À l’intérieur, les radicaux l’emportent. Le 1er mai, à l’initiative d’un vieux militant jacobin, Jules Miot, un “comité de salut public” est instauré : 45 membres du Conseil ont voté en sa faveur contre 23 qui, un temps, vont cesser d’assister aux séances. De son côté, l’armée du gouvernement régulier s’est réorganisée : les prisonniers de guerre, libérés par les Allemands, ont rejoint ses rangs. Paris est encerclé. Le 21 mai, l’ouest de la capitale est reconquis. Commence la Semaine sanglante qui oppose les 130 000 hommes du général de Mac Mahon à plusieurs dizaines de milliers de communards. Au soir du 22 mai, la ligne de front va du quartier de Saint-Lazare à celui de Montparnasse.

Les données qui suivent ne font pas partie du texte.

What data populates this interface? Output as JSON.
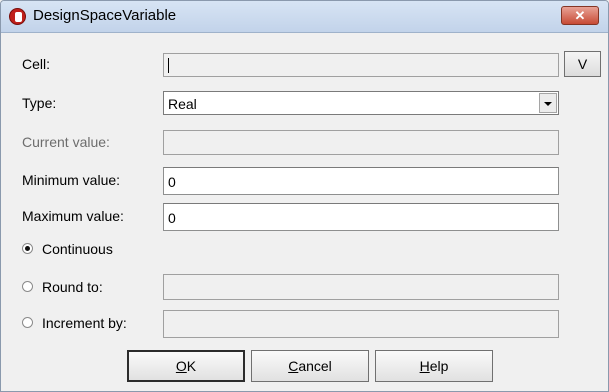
{
  "window": {
    "title": "DesignSpaceVariable",
    "close_glyph": "✕",
    "app_icon": "app-logo-icon"
  },
  "form": {
    "cell": {
      "label": "Cell:",
      "value": "",
      "button_label": "V"
    },
    "type": {
      "label": "Type:",
      "selected": "Real"
    },
    "current_value": {
      "label": "Current value:",
      "value": ""
    },
    "minimum_value": {
      "label": "Minimum value:",
      "value": "0"
    },
    "maximum_value": {
      "label": "Maximum value:",
      "value": "0"
    },
    "options": [
      {
        "label": "Continuous",
        "checked": true
      },
      {
        "label": "Round to:",
        "checked": false,
        "value": ""
      },
      {
        "label": "Increment by:",
        "checked": false,
        "value": ""
      }
    ]
  },
  "buttons": {
    "ok": {
      "mnemonic": "O",
      "rest": "K"
    },
    "cancel": {
      "mnemonic": "C",
      "rest": "ancel"
    },
    "help": {
      "mnemonic": "H",
      "rest": "elp"
    }
  }
}
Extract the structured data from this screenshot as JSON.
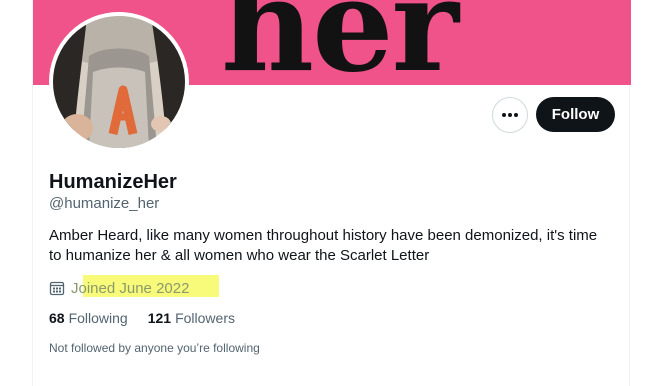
{
  "banner": {
    "art_text": "her",
    "color": "#f0528a"
  },
  "actions": {
    "more_icon": "more-horizontal-icon",
    "follow_label": "Follow"
  },
  "profile": {
    "name": "HumanizeHer",
    "handle": "@humanize_her",
    "bio": "Amber Heard, like many women throughout history have been demonized, it's time to humanize her & all women who wear the Scarlet Letter",
    "joined_icon": "calendar-icon",
    "joined": "Joined June 2022",
    "joined_highlight_color": "#f8fa7a"
  },
  "stats": {
    "following_count": "68",
    "following_label": "Following",
    "followers_count": "121",
    "followers_label": "Followers"
  },
  "note": "Not followed by anyone you’re following"
}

Contraints de reculer vers l’est, les partisans de la “révolution sociale” se retirent dans un sillage de destruction. Un premier incendie est allumé à l’angle des rues Royale et Saint-Honoré. La colonne Vendôme a été abattue. Sur la rive gauche, la chancellerie de la Légion d’honneur, les hôtels particuliers (pillés) de la rue de Lille, le palais d’Orsay, siège de la Cour des comptes, la Caisse des dépôts sont minés et détruits. « La Commune a employé le feu strictement comme moyen de défense », écrira Karl Marx. « Du passé, faisons table rase… », le verset de l’Internationale, composée en juin par le communard Eugène Pottier, prend tout son sens.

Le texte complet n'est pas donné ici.